August 23, 2017
Masimo (NASDAQ: MASI) announced today the findings of a recently published study in which researchers at Firat University in Turkey evaluated the performance of Masimo PVi®, a noninvasive and continuous measurement of the dynamic changes in perfusion index (Pi) that occur during respiratory cycles, as the basis of a goal-directed fluid therapy (GDFT) protocol during laparoscopic bariatric surgery on mechanically-ventilated patients.1
In the study, Dr. Demirel and colleagues sought to evaluate whether using GDFT guided by PVi on morbidly obese patients undergoing laparoscopic Roux-en-Y gastric bypass (RYGB) surgery might result in less intravenous fluid use without compromising outcomes.
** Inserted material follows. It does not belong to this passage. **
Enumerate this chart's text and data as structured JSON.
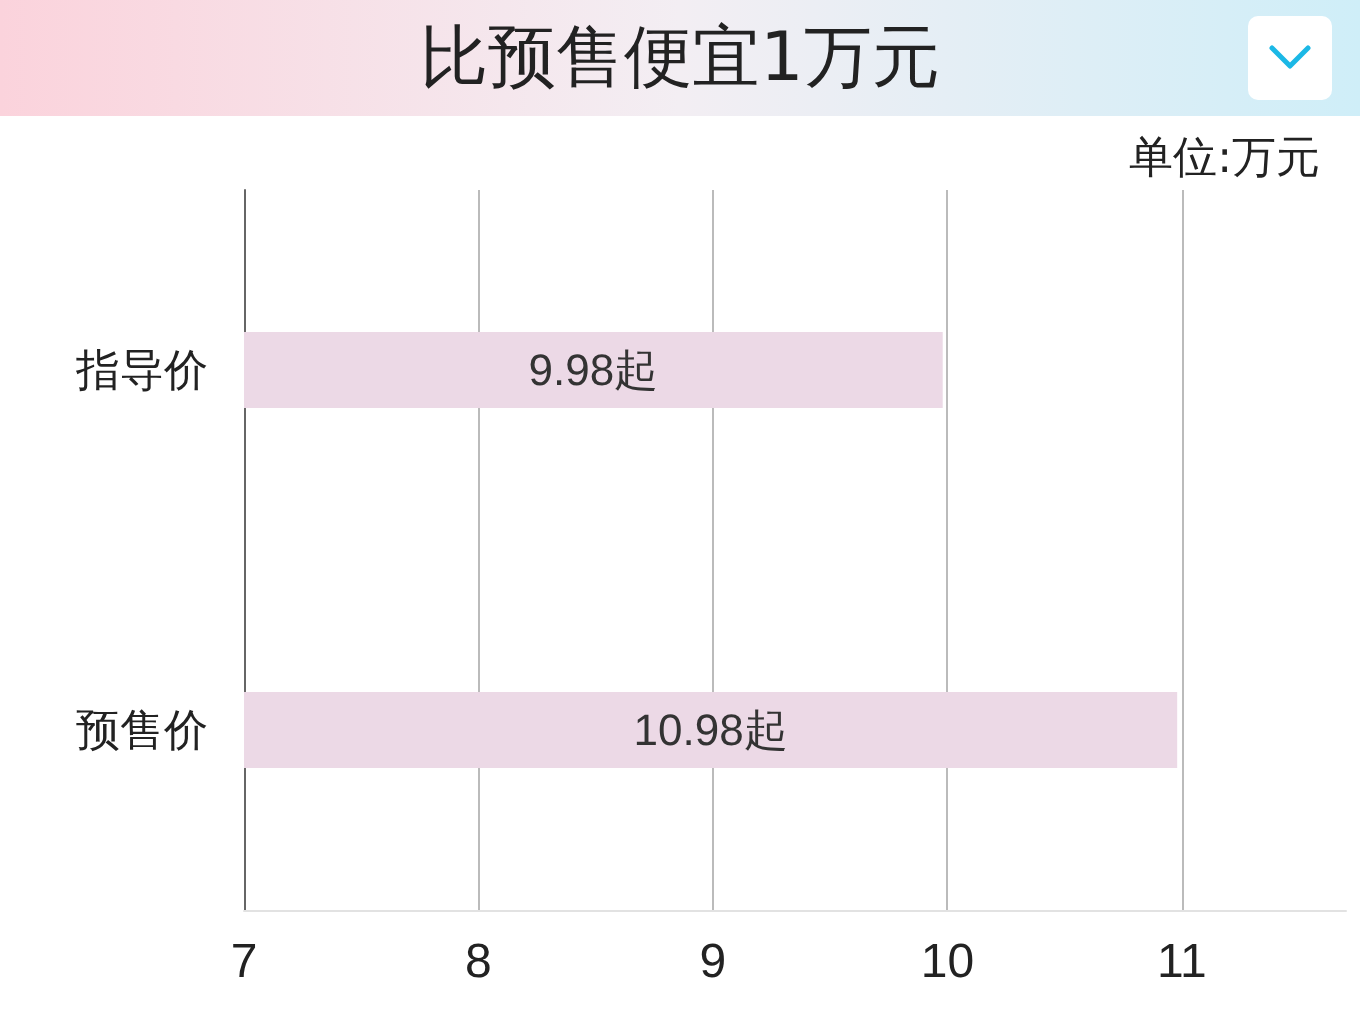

They enrolled 60 patients and divided them randomly into control and GDFT groups. The control group’s fluid levels were managed by standard fluid therapy, using mean arterial pressure (MAP) and central venous pressure (CVP) measured via a central venous access catheter as indicators of fluid responsiveness. The GDFT group’s fluid status was monitored using a GDFT protocol based on PVi as a noninvasive, dynamic indicator of fluid responsiveness.
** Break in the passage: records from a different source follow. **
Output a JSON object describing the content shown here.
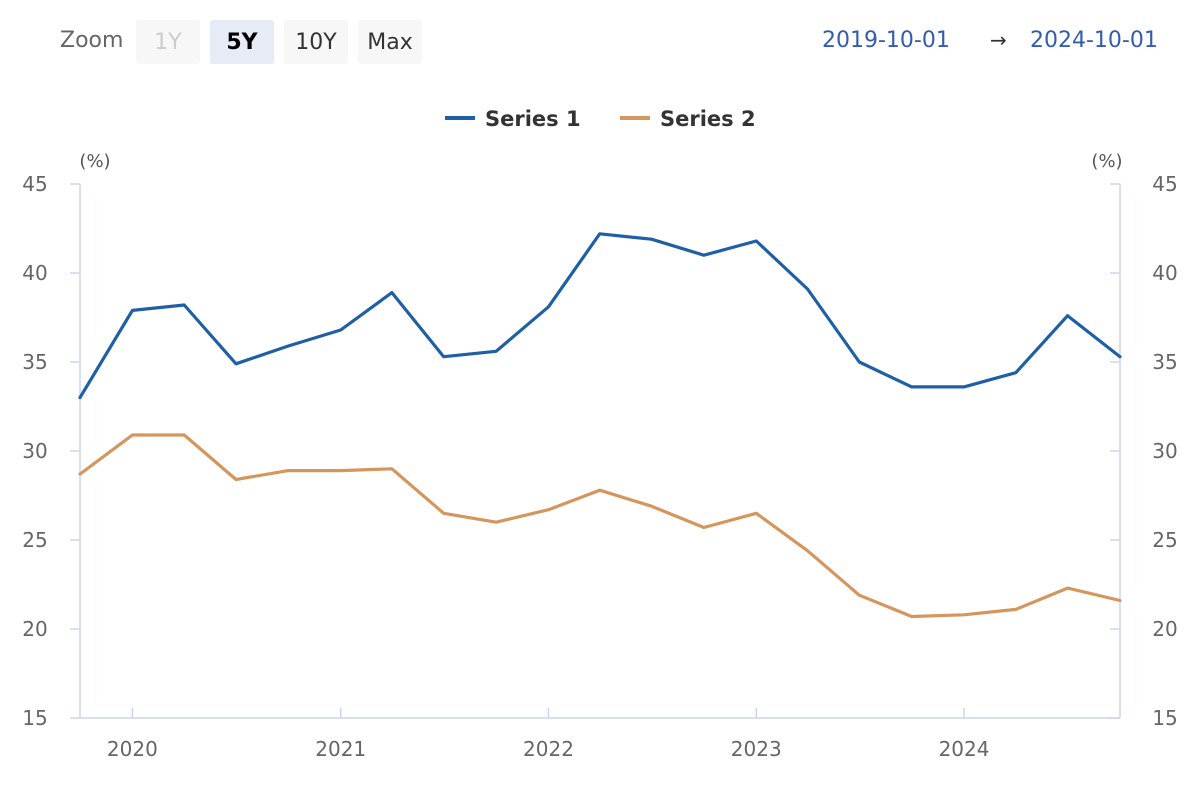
{
  "toolbar": {
    "zoom_label": "Zoom",
    "buttons": [
      {
        "label": "1Y",
        "state": "disabled"
      },
      {
        "label": "5Y",
        "state": "active"
      },
      {
        "label": "10Y",
        "state": "normal"
      },
      {
        "label": "Max",
        "state": "normal"
      }
    ],
    "range_from": "2019-10-01",
    "range_arrow": "→",
    "range_to": "2024-10-01"
  },
  "colors": {
    "series_1": "#1f5fa6",
    "series_2": "#d4965c",
    "axis": "#ccd6eb",
    "range_text": "#335cad"
  },
  "chart_data": {
    "type": "line",
    "x_start": "2019-10-01",
    "x_end": "2024-10-01",
    "x_ticks": [
      "2020",
      "2021",
      "2022",
      "2023",
      "2024"
    ],
    "y_unit_left": "(%)",
    "y_unit_right": "(%)",
    "yticks": [
      15,
      20,
      25,
      30,
      35,
      40,
      45
    ],
    "ylim": [
      15,
      45
    ],
    "legend_position": "top-center",
    "x": [
      "2019-10-01",
      "2020-01-01",
      "2020-04-01",
      "2020-07-01",
      "2020-10-01",
      "2021-01-01",
      "2021-04-01",
      "2021-07-01",
      "2021-10-01",
      "2022-01-01",
      "2022-04-01",
      "2022-07-01",
      "2022-10-01",
      "2023-01-01",
      "2023-04-01",
      "2023-07-01",
      "2023-10-01",
      "2024-01-01",
      "2024-04-01",
      "2024-07-01",
      "2024-10-01"
    ],
    "series": [
      {
        "name": "Series 1",
        "values": [
          33.0,
          37.9,
          38.2,
          34.9,
          35.9,
          36.8,
          38.9,
          35.3,
          35.6,
          38.1,
          42.2,
          41.9,
          41.0,
          41.8,
          39.1,
          35.0,
          33.6,
          33.6,
          34.4,
          37.6,
          35.3
        ]
      },
      {
        "name": "Series 2",
        "values": [
          28.7,
          30.9,
          30.9,
          28.4,
          28.9,
          28.9,
          29.0,
          26.5,
          26.0,
          26.7,
          27.8,
          26.9,
          25.7,
          26.5,
          24.4,
          21.9,
          20.7,
          20.8,
          21.1,
          22.3,
          21.6
        ]
      }
    ]
  }
}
Both groups were initially administered 500 mL bolus colloid fluid at the beginning of surgery, followed by a continuous infusion of crystalloid fluid (4-8 mL/kg/h in the control group, or 2 mL/kg/h in the GDFT group per the protocol). In the control group, if CVP was less than 6 mmHg or MAP less than 65 mmHg, a 250 mL additional bolus of colloid fluid was administered. In the GDFT group, if PVi was greater than 14% for five minutes, the 250 mL colloid bolus was administered.
The researchers found that there was a significantly higher mean volume of crystalloid fluid administered in the control group (1499 mL ± 516.87 mL) compared to the GDFT group (1126 mL ± 234.98 mL) (p = 0.001). There were no significant differences in blood lactate levels (p > 0.05) or creatinine levels before and after surgery (p > 0.05) between the two groups.
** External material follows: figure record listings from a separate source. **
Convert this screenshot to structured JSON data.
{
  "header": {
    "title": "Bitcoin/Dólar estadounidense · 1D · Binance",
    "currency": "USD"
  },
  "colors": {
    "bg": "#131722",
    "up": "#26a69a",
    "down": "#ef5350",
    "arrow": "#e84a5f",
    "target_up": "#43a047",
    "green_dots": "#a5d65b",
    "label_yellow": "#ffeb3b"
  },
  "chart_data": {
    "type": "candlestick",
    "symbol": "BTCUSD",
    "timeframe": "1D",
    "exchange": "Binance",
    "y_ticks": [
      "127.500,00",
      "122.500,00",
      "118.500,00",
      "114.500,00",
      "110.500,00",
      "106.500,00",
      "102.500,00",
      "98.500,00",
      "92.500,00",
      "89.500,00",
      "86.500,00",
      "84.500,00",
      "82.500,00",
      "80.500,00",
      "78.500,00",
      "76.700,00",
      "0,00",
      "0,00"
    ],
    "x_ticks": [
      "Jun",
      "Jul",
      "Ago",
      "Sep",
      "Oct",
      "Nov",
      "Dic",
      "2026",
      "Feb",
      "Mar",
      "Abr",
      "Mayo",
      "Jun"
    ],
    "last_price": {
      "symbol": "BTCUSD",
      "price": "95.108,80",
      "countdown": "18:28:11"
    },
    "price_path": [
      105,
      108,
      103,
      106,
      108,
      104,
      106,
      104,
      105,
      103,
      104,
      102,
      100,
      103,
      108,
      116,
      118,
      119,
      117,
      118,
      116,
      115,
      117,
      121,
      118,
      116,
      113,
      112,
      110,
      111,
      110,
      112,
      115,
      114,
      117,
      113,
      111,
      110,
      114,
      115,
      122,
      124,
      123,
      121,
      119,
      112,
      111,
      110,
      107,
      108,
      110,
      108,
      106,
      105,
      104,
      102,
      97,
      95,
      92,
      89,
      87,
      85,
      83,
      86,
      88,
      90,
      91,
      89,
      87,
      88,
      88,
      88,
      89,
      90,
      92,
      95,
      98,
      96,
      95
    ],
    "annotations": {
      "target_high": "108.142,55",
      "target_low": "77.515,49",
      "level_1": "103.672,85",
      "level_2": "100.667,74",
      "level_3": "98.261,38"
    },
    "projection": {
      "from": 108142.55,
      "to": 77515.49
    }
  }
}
The researchers concluded that, “Utilization of GDFT protocols based on PVi may prevent excessive intraoperative infusion of fluids in laparoscopic bariatric surgery. This method when intending to prevent intraoperative excessive fluid loading in RYGB surgery appears to have no effect on either renal functions or lactate levels. While this study shows the adequacy of PVi for fluid therapy in mechanically ventilated patients undergoing bariatric surgery, further research is warranted to assess adequacy of optimization of PVi.”